Anas Jano, cardiologue syrien à l'hôpital universitaire d'Iéna, explique que beaucoup de ses collègues étrangers s'inquiètent de l'évolution de la situation après la victoire de l'AfD aux élections.
"Les médecins s'efforcent ici de s'intégrer dans le système de santé. Mais on a parfois l'impression que l'origine et la couleur de peau jouent toujours un rôle. Et si l'on échange avec d'autres collègues et que l'on entend ces histoires, on réfléchira bien sûr à deux fois avant de venir en Thuringe, par exemple."
Plus de la moitié de ceux qui se sont installés sont restés moins de deux ans en Thuringe.
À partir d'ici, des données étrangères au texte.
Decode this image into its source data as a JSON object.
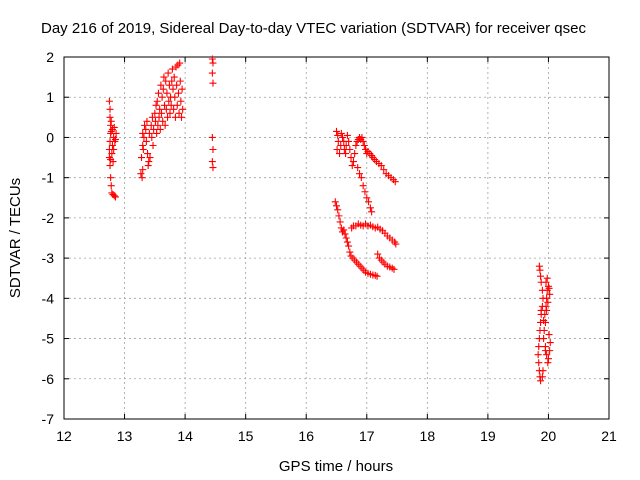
{
  "chart_data": {
    "type": "scatter",
    "title": "Day 216 of 2019, Sidereal Day-to-day VTEC variation (SDTVAR) for receiver qsec",
    "xlabel": "GPS time / hours",
    "ylabel": "SDTVAR / TECUs",
    "xlim": [
      12,
      21
    ],
    "ylim": [
      -7,
      2
    ],
    "xticks": [
      "12",
      "13",
      "14",
      "15",
      "16",
      "17",
      "18",
      "19",
      "20",
      "21"
    ],
    "yticks": [
      "2",
      "1",
      "0",
      "-1",
      "-2",
      "-3",
      "-4",
      "-5",
      "-6",
      "-7"
    ],
    "grid": true,
    "marker": "plus",
    "color": "#ff0000",
    "series": [
      {
        "name": "SDTVAR",
        "points": [
          [
            12.75,
            0.9
          ],
          [
            12.76,
            0.7
          ],
          [
            12.76,
            0.5
          ],
          [
            12.77,
            0.3
          ],
          [
            12.77,
            0.1
          ],
          [
            12.76,
            -0.1
          ],
          [
            12.75,
            -0.3
          ],
          [
            12.75,
            -0.5
          ],
          [
            12.76,
            -0.7
          ],
          [
            12.77,
            -1.0
          ],
          [
            12.78,
            -1.2
          ],
          [
            12.79,
            -1.38
          ],
          [
            12.81,
            -1.42
          ],
          [
            12.83,
            -1.45
          ],
          [
            12.85,
            -1.48
          ],
          [
            12.78,
            0.4
          ],
          [
            12.8,
            0.2
          ],
          [
            12.82,
            0.0
          ],
          [
            12.84,
            -0.1
          ],
          [
            12.8,
            -0.2
          ],
          [
            12.79,
            -0.4
          ],
          [
            12.81,
            -0.6
          ],
          [
            12.78,
            0.15
          ],
          [
            12.83,
            0.25
          ],
          [
            12.86,
            0.1
          ],
          [
            12.85,
            -0.05
          ],
          [
            12.77,
            -0.55
          ],
          [
            12.82,
            -0.3
          ],
          [
            13.27,
            -0.9
          ],
          [
            13.29,
            -1.0
          ],
          [
            13.3,
            -0.8
          ],
          [
            13.28,
            -0.5
          ],
          [
            13.3,
            -0.2
          ],
          [
            13.32,
            0.0
          ],
          [
            13.31,
            -0.3
          ],
          [
            13.3,
            0.1
          ],
          [
            13.33,
            0.3
          ],
          [
            13.35,
            0.2
          ],
          [
            13.37,
            0.4
          ],
          [
            13.36,
            -0.1
          ],
          [
            13.38,
            -0.4
          ],
          [
            13.4,
            -0.6
          ],
          [
            13.42,
            -0.5
          ],
          [
            13.39,
            -0.7
          ],
          [
            13.41,
            0.1
          ],
          [
            13.44,
            0.3
          ],
          [
            13.46,
            0.5
          ],
          [
            13.48,
            0.2
          ],
          [
            13.45,
            0.0
          ],
          [
            13.47,
            -0.2
          ],
          [
            13.5,
            0.6
          ],
          [
            13.52,
            0.8
          ],
          [
            13.51,
            0.4
          ],
          [
            13.53,
            0.1
          ],
          [
            13.55,
            0.3
          ],
          [
            13.54,
            0.9
          ],
          [
            13.56,
            1.1
          ],
          [
            13.58,
            0.7
          ],
          [
            13.57,
            0.5
          ],
          [
            13.6,
            1.3
          ],
          [
            13.59,
            0.2
          ],
          [
            13.62,
            1.0
          ],
          [
            13.61,
            0.6
          ],
          [
            13.63,
            0.4
          ],
          [
            13.64,
            1.2
          ],
          [
            13.66,
            0.8
          ],
          [
            13.65,
            1.5
          ],
          [
            13.68,
            1.4
          ],
          [
            13.67,
            0.3
          ],
          [
            13.7,
            1.1
          ],
          [
            13.69,
            0.7
          ],
          [
            13.71,
            0.5
          ],
          [
            13.72,
            1.6
          ],
          [
            13.74,
            1.3
          ],
          [
            13.73,
            0.9
          ],
          [
            13.75,
            0.6
          ],
          [
            13.76,
            1.0
          ],
          [
            13.78,
            1.4
          ],
          [
            13.77,
            0.8
          ],
          [
            13.79,
            1.7
          ],
          [
            13.8,
            1.2
          ],
          [
            13.81,
            0.7
          ],
          [
            13.82,
            1.5
          ],
          [
            13.83,
            1.0
          ],
          [
            13.84,
            0.5
          ],
          [
            13.85,
            1.75
          ],
          [
            13.86,
            1.3
          ],
          [
            13.87,
            0.8
          ],
          [
            13.88,
            1.8
          ],
          [
            13.89,
            1.1
          ],
          [
            13.9,
            0.6
          ],
          [
            13.91,
            1.85
          ],
          [
            13.92,
            1.4
          ],
          [
            13.93,
            0.9
          ],
          [
            13.94,
            0.5
          ],
          [
            13.95,
            1.2
          ],
          [
            13.96,
            0.7
          ],
          [
            14.45,
            1.95
          ],
          [
            14.46,
            1.85
          ],
          [
            14.45,
            1.6
          ],
          [
            14.46,
            1.35
          ],
          [
            14.45,
            0.0
          ],
          [
            14.46,
            -0.3
          ],
          [
            14.45,
            -0.6
          ],
          [
            14.46,
            -0.75
          ],
          [
            16.5,
            0.15
          ],
          [
            16.52,
            0.05
          ],
          [
            16.53,
            -0.1
          ],
          [
            16.51,
            -0.3
          ],
          [
            16.55,
            -0.4
          ],
          [
            16.57,
            -0.2
          ],
          [
            16.58,
            0.1
          ],
          [
            16.6,
            0.0
          ],
          [
            16.62,
            -0.1
          ],
          [
            16.63,
            -0.3
          ],
          [
            16.65,
            -0.4
          ],
          [
            16.66,
            -0.2
          ],
          [
            16.68,
            0.05
          ],
          [
            16.7,
            -0.1
          ],
          [
            16.72,
            -0.3
          ],
          [
            16.74,
            -0.5
          ],
          [
            16.76,
            -0.7
          ],
          [
            16.78,
            -0.6
          ],
          [
            16.8,
            -0.4
          ],
          [
            16.82,
            -0.2
          ],
          [
            16.84,
            -0.1
          ],
          [
            16.86,
            -0.05
          ],
          [
            16.88,
            0.0
          ],
          [
            16.9,
            -0.05
          ],
          [
            16.92,
            0.0
          ],
          [
            16.94,
            -0.1
          ],
          [
            16.96,
            -0.2
          ],
          [
            16.98,
            -0.3
          ],
          [
            17.0,
            -0.4
          ],
          [
            17.02,
            -0.35
          ],
          [
            17.05,
            -0.4
          ],
          [
            17.08,
            -0.45
          ],
          [
            17.1,
            -0.5
          ],
          [
            17.13,
            -0.55
          ],
          [
            17.16,
            -0.6
          ],
          [
            17.2,
            -0.65
          ],
          [
            17.24,
            -0.7
          ],
          [
            17.28,
            -0.8
          ],
          [
            17.32,
            -0.9
          ],
          [
            17.36,
            -0.95
          ],
          [
            17.4,
            -1.0
          ],
          [
            17.44,
            -1.05
          ],
          [
            17.47,
            -1.1
          ],
          [
            16.85,
            -0.75
          ],
          [
            16.88,
            -0.9
          ],
          [
            16.91,
            -1.0
          ],
          [
            16.94,
            -1.2
          ],
          [
            16.97,
            -1.35
          ],
          [
            17.0,
            -1.5
          ],
          [
            17.03,
            -1.6
          ],
          [
            17.06,
            -1.75
          ],
          [
            17.08,
            -1.85
          ],
          [
            16.48,
            -1.6
          ],
          [
            16.5,
            -1.7
          ],
          [
            16.52,
            -1.8
          ],
          [
            16.54,
            -1.95
          ],
          [
            16.56,
            -2.1
          ],
          [
            16.58,
            -2.25
          ],
          [
            16.6,
            -2.35
          ],
          [
            16.62,
            -2.3
          ],
          [
            16.64,
            -2.4
          ],
          [
            16.66,
            -2.5
          ],
          [
            16.68,
            -2.6
          ],
          [
            16.7,
            -2.7
          ],
          [
            16.72,
            -2.85
          ],
          [
            16.74,
            -2.95
          ],
          [
            16.77,
            -3.0
          ],
          [
            16.8,
            -3.05
          ],
          [
            16.83,
            -3.1
          ],
          [
            16.86,
            -3.15
          ],
          [
            16.89,
            -3.2
          ],
          [
            16.92,
            -3.25
          ],
          [
            16.95,
            -3.3
          ],
          [
            16.98,
            -3.35
          ],
          [
            17.02,
            -3.38
          ],
          [
            17.06,
            -3.4
          ],
          [
            17.1,
            -3.42
          ],
          [
            17.14,
            -3.43
          ],
          [
            17.17,
            -3.45
          ],
          [
            16.75,
            -2.25
          ],
          [
            16.78,
            -2.2
          ],
          [
            16.82,
            -2.2
          ],
          [
            16.86,
            -2.15
          ],
          [
            16.9,
            -2.18
          ],
          [
            16.94,
            -2.2
          ],
          [
            16.98,
            -2.15
          ],
          [
            17.02,
            -2.2
          ],
          [
            17.06,
            -2.18
          ],
          [
            17.1,
            -2.22
          ],
          [
            17.14,
            -2.25
          ],
          [
            17.18,
            -2.23
          ],
          [
            17.22,
            -2.28
          ],
          [
            17.26,
            -2.32
          ],
          [
            17.3,
            -2.38
          ],
          [
            17.34,
            -2.45
          ],
          [
            17.38,
            -2.5
          ],
          [
            17.42,
            -2.55
          ],
          [
            17.46,
            -2.6
          ],
          [
            17.48,
            -2.65
          ],
          [
            17.18,
            -2.9
          ],
          [
            17.21,
            -3.0
          ],
          [
            17.24,
            -3.05
          ],
          [
            17.27,
            -3.1
          ],
          [
            17.3,
            -3.15
          ],
          [
            17.34,
            -3.2
          ],
          [
            17.38,
            -3.22
          ],
          [
            17.42,
            -3.25
          ],
          [
            17.45,
            -3.28
          ],
          [
            19.85,
            -3.2
          ],
          [
            19.86,
            -3.3
          ],
          [
            19.87,
            -3.45
          ],
          [
            19.88,
            -3.6
          ],
          [
            19.9,
            -3.8
          ],
          [
            19.91,
            -4.0
          ],
          [
            19.9,
            -4.2
          ],
          [
            19.88,
            -4.4
          ],
          [
            19.87,
            -4.6
          ],
          [
            19.86,
            -4.8
          ],
          [
            19.85,
            -5.0
          ],
          [
            19.84,
            -5.2
          ],
          [
            19.83,
            -5.4
          ],
          [
            19.84,
            -5.6
          ],
          [
            19.85,
            -5.8
          ],
          [
            19.86,
            -5.95
          ],
          [
            19.87,
            -6.05
          ],
          [
            19.92,
            -4.55
          ],
          [
            19.94,
            -4.4
          ],
          [
            19.96,
            -4.2
          ],
          [
            19.97,
            -4.0
          ],
          [
            19.98,
            -3.8
          ],
          [
            20.0,
            -3.7
          ],
          [
            20.01,
            -3.75
          ],
          [
            20.02,
            -3.9
          ],
          [
            19.99,
            -4.1
          ],
          [
            19.97,
            -4.3
          ],
          [
            19.95,
            -4.6
          ],
          [
            19.93,
            -4.8
          ],
          [
            19.92,
            -5.0
          ],
          [
            19.95,
            -5.2
          ],
          [
            19.97,
            -5.4
          ],
          [
            19.99,
            -5.6
          ],
          [
            20.0,
            -5.5
          ],
          [
            20.02,
            -5.3
          ],
          [
            20.03,
            -5.1
          ],
          [
            20.01,
            -4.9
          ],
          [
            19.96,
            -3.6
          ],
          [
            19.98,
            -3.5
          ],
          [
            19.91,
            -5.8
          ],
          [
            19.9,
            -5.95
          ],
          [
            19.88,
            -4.3
          ],
          [
            19.95,
            -5.3
          ]
        ]
      }
    ]
  }
}
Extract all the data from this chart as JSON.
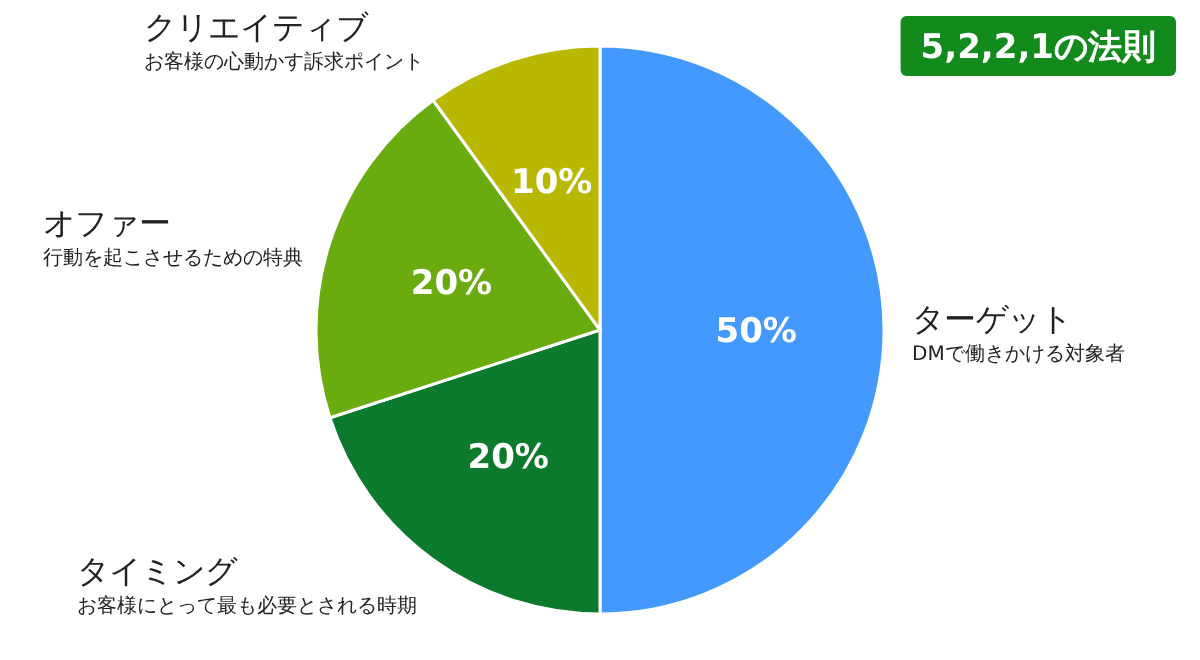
{
  "chart_data": {
    "type": "pie",
    "title": "5,2,2,1の法則",
    "categories": [
      "ターゲット",
      "タイミング",
      "オファー",
      "クリエイティブ"
    ],
    "values": [
      50,
      20,
      20,
      10
    ],
    "colors": [
      "#4499ff",
      "#0b7a2c",
      "#6aab0e",
      "#b8b800"
    ],
    "value_labels": [
      "50%",
      "20%",
      "20%",
      "10%"
    ],
    "annotations": [
      "DMで働きかける対象者",
      "お客様にとって最も必要とされる時期",
      "行動を起こさせるための特典",
      "お客様の心動かす訴求ポイント"
    ]
  }
}
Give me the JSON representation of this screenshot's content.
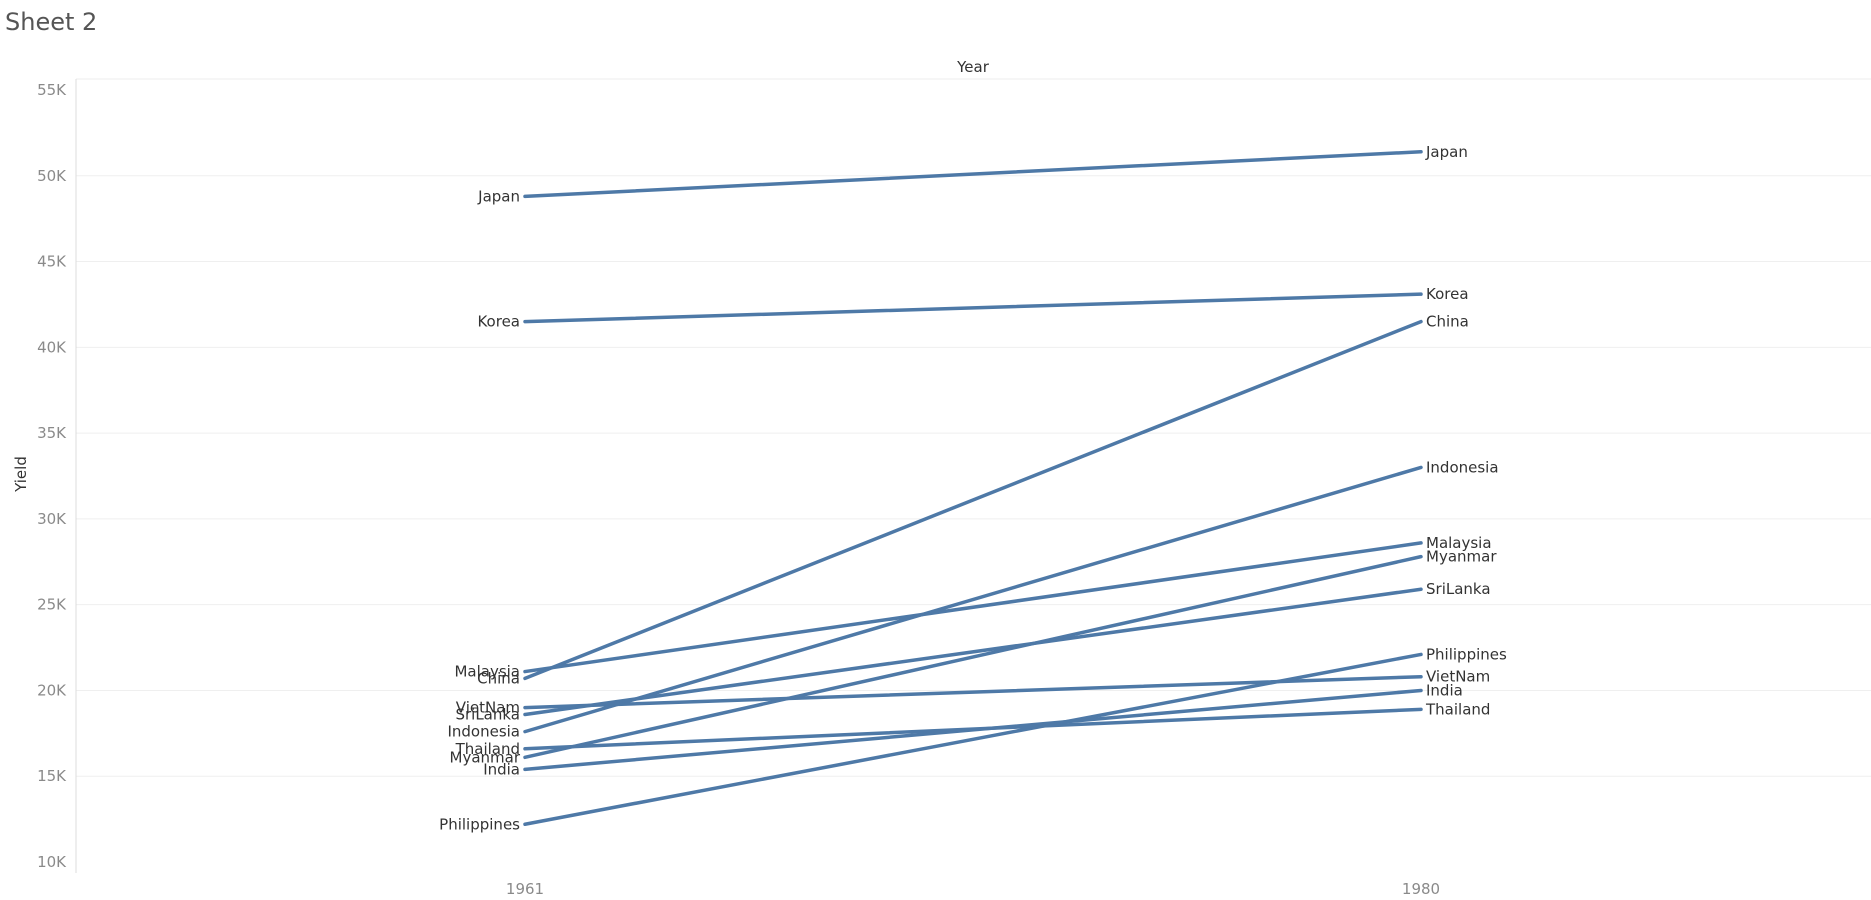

Une étude annuelle sur la culture politique en Thuringe a révélé qu’un tiers des personnes interrogées se sont prononcées contre l'immigration de travailleurs qualifiés de l'étranger. Une personne sur cinq aurait aussi des opinions d'extrême droite.
Ulganchimeg Nyamaa est chargée de mission auprès de l'organisation MigraNetz Thuringe. Elle explique que, "dès le lendemain du 1er septembre, on a dit aux gens : l'AfD arrive, bientôt vous serez tous partis. Ce matin même, une personne m'a dit à l'arrêt de tramway : 'Bientôt tu repartiras ! Les gens te regardent fixement et sont devenus plus agressifs".
Le succès de l'AfD ne fait toutefois pas seulement réfléchir les migrants d'Allemagne de l'Est. Une enquête récente du Centre allemand de recherche sur l'intégration et la migration conclut qu'une personne sur quatre, issue de l'immigration, envisage de quitter l'Allemagne.